Speaking during an opening session at Sibos 2014 on cryptocurrenices, Leibbrandt said that experience has taught him the following basic lessons about payments:
- When a new payment mechanism arises, it tends to be very successful with a new niche that has not been served before: “We’ve seen it with PayPal, which is the real source of eBay’s success,” Leibbrandt said. “We’ve seen it in Kenya with mPesa; there was nothing out there and mPesa was successful. I would argue you’ve seen it with Bitcoin, serving on the internet – some of the darker side, perhaps – but a niche that has not been fulfilled until now.” The only problem is that it can often be difficult for new payment mechanisms to get out of that niche, he added – but as PayPal and mPesa have proved, it is possible.
- Once infrastructures are installed, they tend to prove resilient: “We see many new technologies leveraging existing infrastructures, so don’t count them out,” Leibbrandt said.
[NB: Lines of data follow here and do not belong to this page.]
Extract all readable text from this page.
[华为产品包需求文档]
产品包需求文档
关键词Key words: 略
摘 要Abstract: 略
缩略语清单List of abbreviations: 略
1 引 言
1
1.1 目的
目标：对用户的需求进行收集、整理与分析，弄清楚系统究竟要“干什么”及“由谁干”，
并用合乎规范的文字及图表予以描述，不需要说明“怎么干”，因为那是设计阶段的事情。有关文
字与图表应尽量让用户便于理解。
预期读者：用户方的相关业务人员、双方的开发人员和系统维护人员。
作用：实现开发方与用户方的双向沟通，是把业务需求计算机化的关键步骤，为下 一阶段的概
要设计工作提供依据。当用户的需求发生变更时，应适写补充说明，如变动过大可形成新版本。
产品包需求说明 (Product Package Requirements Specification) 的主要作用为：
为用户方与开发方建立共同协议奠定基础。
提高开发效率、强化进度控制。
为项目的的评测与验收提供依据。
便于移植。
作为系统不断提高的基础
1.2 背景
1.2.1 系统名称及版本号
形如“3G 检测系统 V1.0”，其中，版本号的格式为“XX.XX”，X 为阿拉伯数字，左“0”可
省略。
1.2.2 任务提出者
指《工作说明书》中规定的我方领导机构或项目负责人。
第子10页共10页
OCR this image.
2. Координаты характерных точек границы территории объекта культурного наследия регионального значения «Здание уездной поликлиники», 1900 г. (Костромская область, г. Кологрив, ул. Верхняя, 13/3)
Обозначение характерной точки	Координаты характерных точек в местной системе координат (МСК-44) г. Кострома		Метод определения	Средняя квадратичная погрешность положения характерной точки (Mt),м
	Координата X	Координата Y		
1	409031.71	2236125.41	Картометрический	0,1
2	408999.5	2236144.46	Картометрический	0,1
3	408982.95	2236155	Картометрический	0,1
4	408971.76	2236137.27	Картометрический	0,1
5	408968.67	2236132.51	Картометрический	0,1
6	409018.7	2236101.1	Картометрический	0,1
He called Apple ‘brilliant’ for its decision to partner with Visa, MasterCard and American Express on Apply Pay, rather than strike out completely on its own.
- Cryptocurrencies might not be interested in governments, but governments are really interested in money: “It is the stuff that makes economies go, and if it blows up, they have a pretty big issue,” commented Leibbrandt. “It’s a way to police; it’s a law enforcement tool. So you’ll find governments very interested in money; discount that at your peril.”
Leibbrandt, who admitted to being “absolutely fascinated” with Bitcoin, was asked whether he sees cryptocurrencies as disruptive to SWIFT’s core business. He agreed that it is, but that does not faze him.
“I think it’s a potentially disruptive technology for everything that is centralised,” he said. “It is the ultimate way to run things in a distributed way. It is potentially disruptive but I don’t expect it to be disruptive in next 10 to 20 years. But we’re very actively looking at it and we’ll see how we can use it in some of the applications that we have that are more peer-to-peer.”